Friday, June 26, 2015

Endurance [summer 2015...so far]

"Therefore since we also have such a large cloud of witnesses surrounding us, let us lay aside every weight and the sin that so easily ensnares us, and run with endurance the race that lies before us, keeping our eyes on Jesus, the source and perfecter of our faith, who for the joy that lay before Him endured a cross and despised the shame, and has sat down at the right hand of God's throne." -Hebrews 12:1-2 HCSB

"knowing that the testing of your faith produces endurance. But endurance must do its complete work, so that you may be mature and complete, lacking nothing." -James 1:3-4 HCSB

Endurance is definitely something that I'm not the greatest at and pacing is most certainly not my middle name. I'm that person that if I were to ever run in a race (disclaimer, be there and done that in first grade...it didn't end well and I may have come in last. But hey, at least I finished, right?), I would start out of the gate full speed ahead, not even thinking of the next mile I had to complete. Two minutes in I would rather be laying on the couch at home than running that mile against my will. 

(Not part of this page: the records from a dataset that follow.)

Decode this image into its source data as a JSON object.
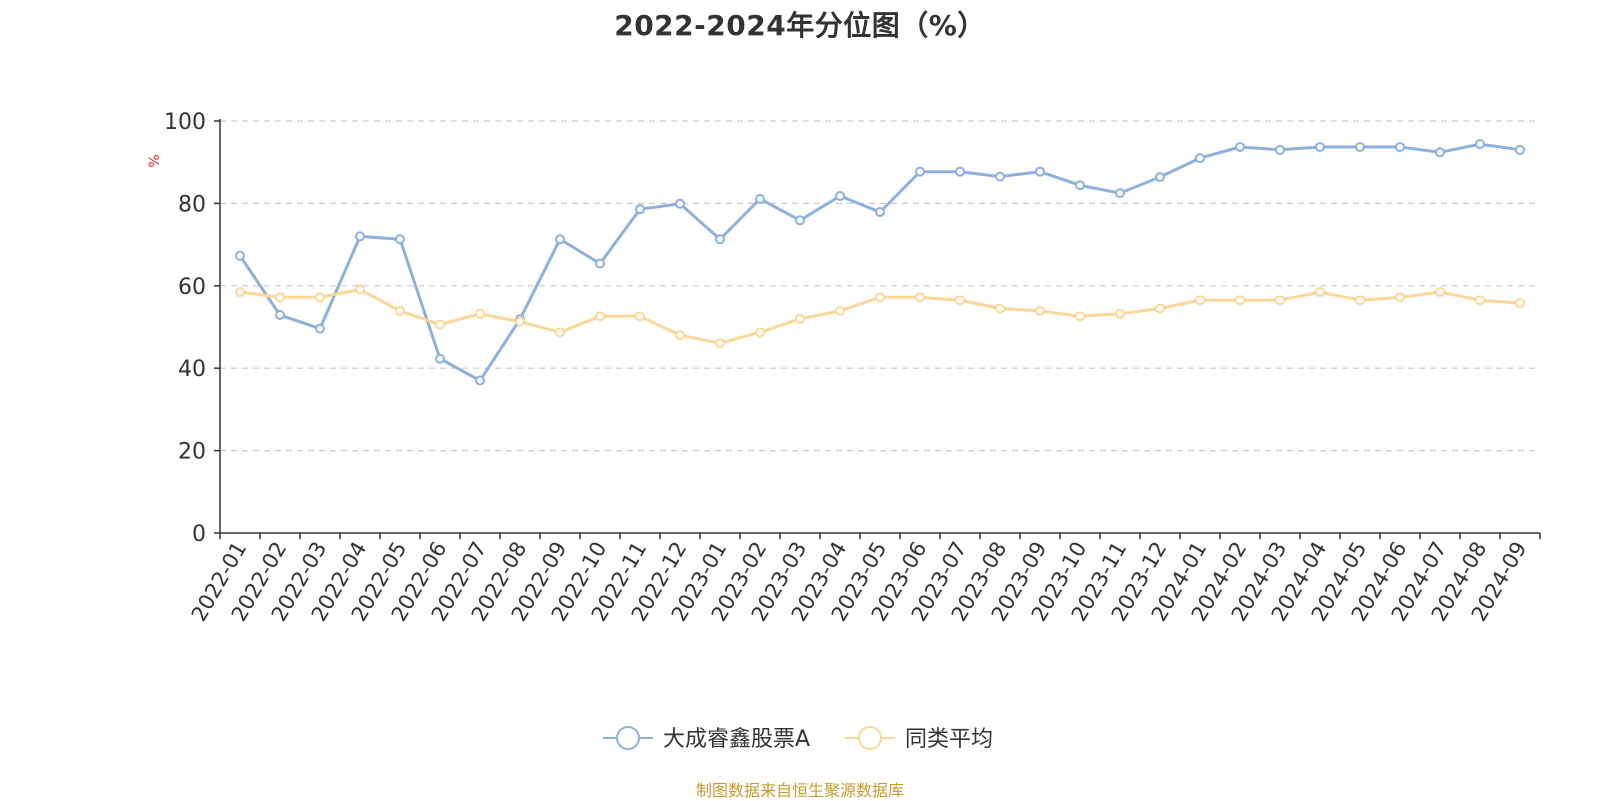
{
  "chart_data": {
    "type": "line",
    "title": "2022-2024年分位图（%）",
    "ylabel": "%",
    "ylim": [
      0,
      100
    ],
    "yticks": [
      0,
      20,
      40,
      60,
      80,
      100
    ],
    "grid": true,
    "legend_position": "bottom-center",
    "categories": [
      "2022-01",
      "2022-02",
      "2022-03",
      "2022-04",
      "2022-05",
      "2022-06",
      "2022-07",
      "2022-08",
      "2022-09",
      "2022-10",
      "2022-11",
      "2022-12",
      "2023-01",
      "2023-02",
      "2023-03",
      "2023-04",
      "2023-05",
      "2023-06",
      "2023-07",
      "2023-08",
      "2023-09",
      "2023-10",
      "2023-11",
      "2023-12",
      "2024-01",
      "2024-02",
      "2024-03",
      "2024-04",
      "2024-05",
      "2024-06",
      "2024-07",
      "2024-08",
      "2024-09"
    ],
    "series": [
      {
        "name": "大成睿鑫股票A",
        "color": "#8eb0dc",
        "values": [
          67.3,
          52.9,
          49.6,
          72.0,
          71.3,
          42.3,
          37.0,
          51.9,
          71.3,
          65.4,
          78.6,
          79.9,
          71.3,
          81.1,
          75.9,
          81.8,
          77.9,
          87.7,
          87.7,
          86.5,
          87.7,
          84.4,
          82.5,
          86.4,
          91.0,
          93.7,
          93.0,
          93.7,
          93.7,
          93.7,
          92.4,
          94.4,
          93.0
        ]
      },
      {
        "name": "同类平均",
        "color": "#fbd899",
        "values": [
          58.5,
          57.2,
          57.2,
          59.1,
          53.9,
          50.6,
          53.2,
          51.3,
          48.7,
          52.6,
          52.6,
          48.0,
          46.1,
          48.7,
          52.0,
          53.9,
          57.2,
          57.2,
          56.5,
          54.5,
          53.9,
          52.6,
          53.2,
          54.5,
          56.5,
          56.5,
          56.5,
          58.5,
          56.5,
          57.2,
          58.5,
          56.5,
          55.8
        ]
      }
    ]
  },
  "source_text": "制图数据来自恒生聚源数据库"
}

My first summer of working day camp here in Kentucky, I went to bed almost every night between 8-9 if I had to work at 6:00 the next morning. Two summers later, and I'm lucky if I get 5 hours of sleep the night before I have to be at work at 6 AM. I also quickly realized this summer that I started out of the gate week one with so much energy that it was ridiculous, and here we are at the end of week 3 and I'm praying Jesus will use the Cliff energy bars I eat on a daily basis to give me some real energy. 

So yeah, having endurance and pacing aren't exactly my strong points.

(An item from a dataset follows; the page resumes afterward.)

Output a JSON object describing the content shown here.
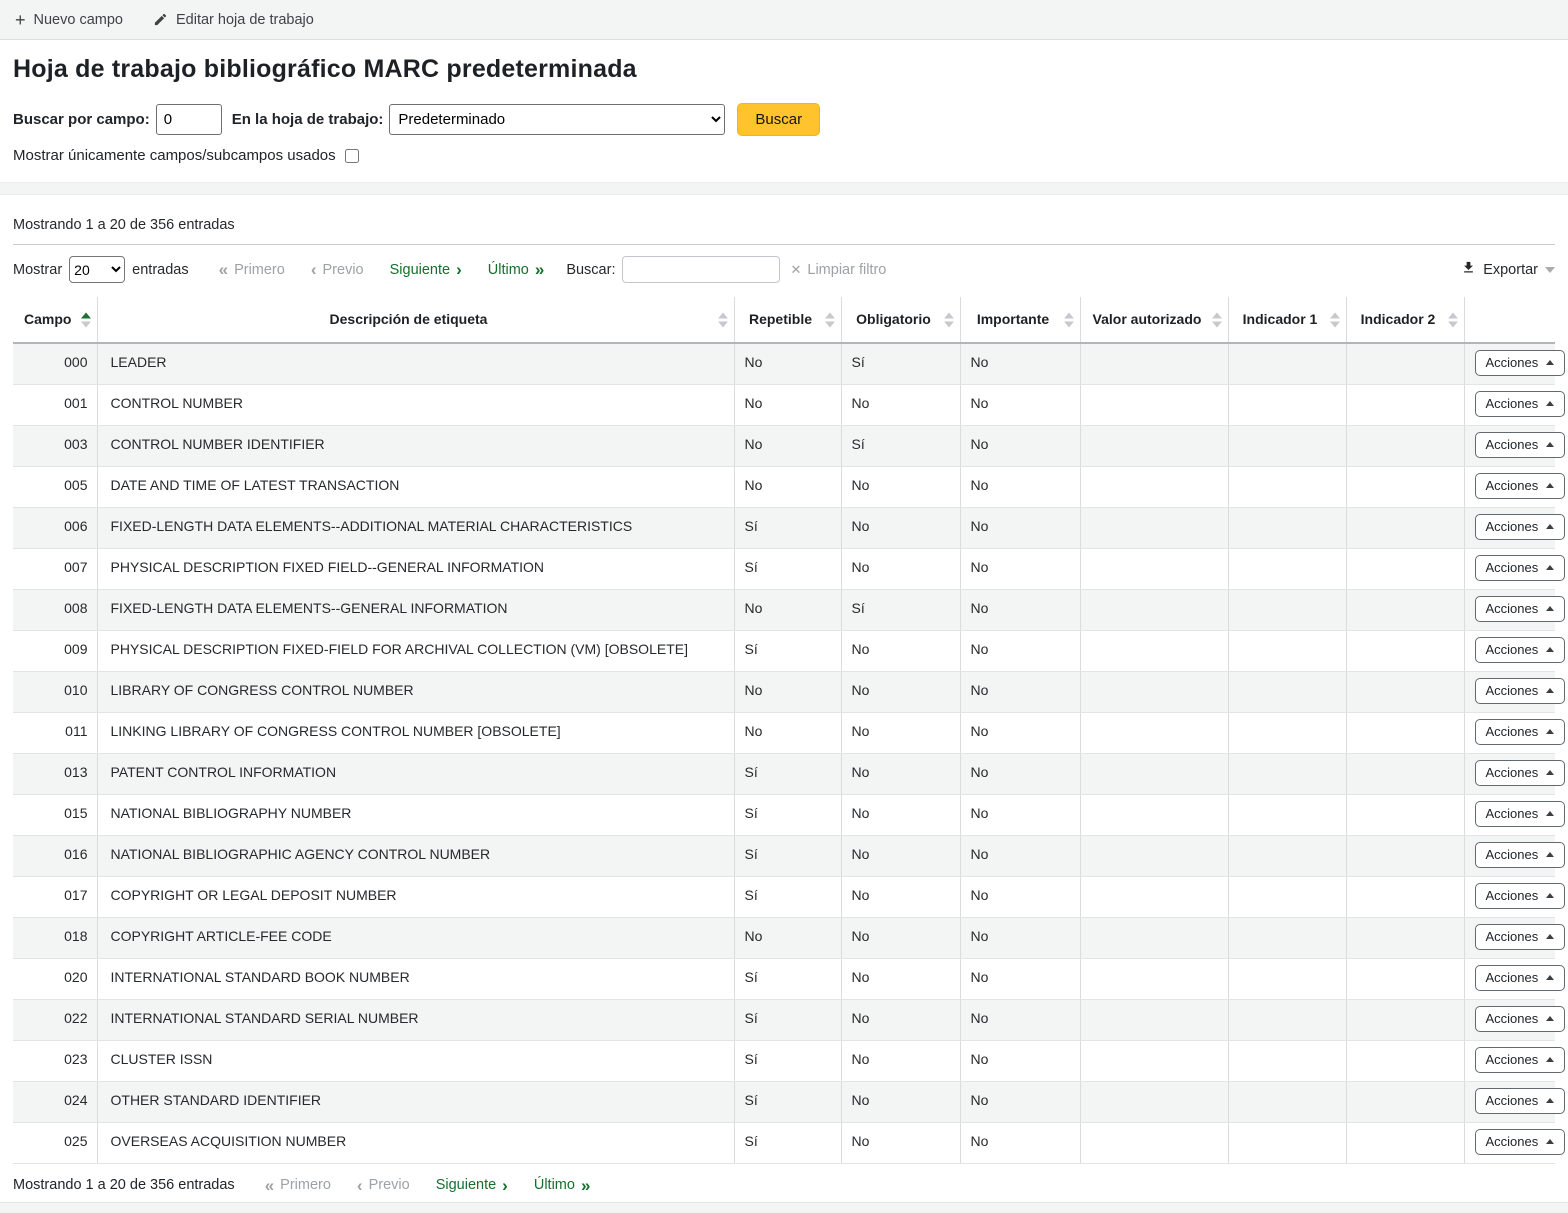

It blows my mind when God knows these things and decides to sometimes use our weakest points to teach us some of the biggest lessons. The past six, almost seven months, have been long and hard, with lots of wandering. I was really beginning to question God about why these months have been so hard, and then these verses from Hebrews and James came into play. And then I began to really understand endurance. 

Especially during the past couple of weeks, the word endurance has popped up EVERYWHERE. It started out with a sermon my pastor in Franklin (Jed) was preaching and he referred to Hebrews 12:1-2. Then one of my friends who sends out verses to us weekly sent the exact same verses from Jed's sermon, a new friend I made through World Changers brought up the same Scripture reference and the James 1 reference above, and after talking about it and reading more things with the word endurance in it, I finally started taking notice. (Sometimes I think Jesus should just drop a big neon sign from Heaven with His message so I can get it the first time around.)

The thing about endurance is that it is the result of the testing of our faith. Jesus had endurance - all the way to death on a cross. So when the writer of Hebrews says earlier in the book that "...we do not have a high priest (Jesus) who is unable to sympathize with our weaknesses, but One who has been tested in every way as we are...", that even means that Jesus understands endurance. He was tempted and tested and He endured. Therefore, I can endure and "...be mature and complete, lacking nothing". 

These past several months, and this summer, are a part of that test that will produce endurance. Even in the midst of this "desert" I feel like I've been in for so long, God is still using it all for my good. I love that about Him. Nothing is ever for our bad or our lacking. He longs for us to be made mature and complete, lacking absolutely nothing. 

For Him, I will continue to endure. I will continue to go through this season as my faith is being tested in the "race that lies before" me. Why? Because the end result is much sweeter than anything else I could ever imagine.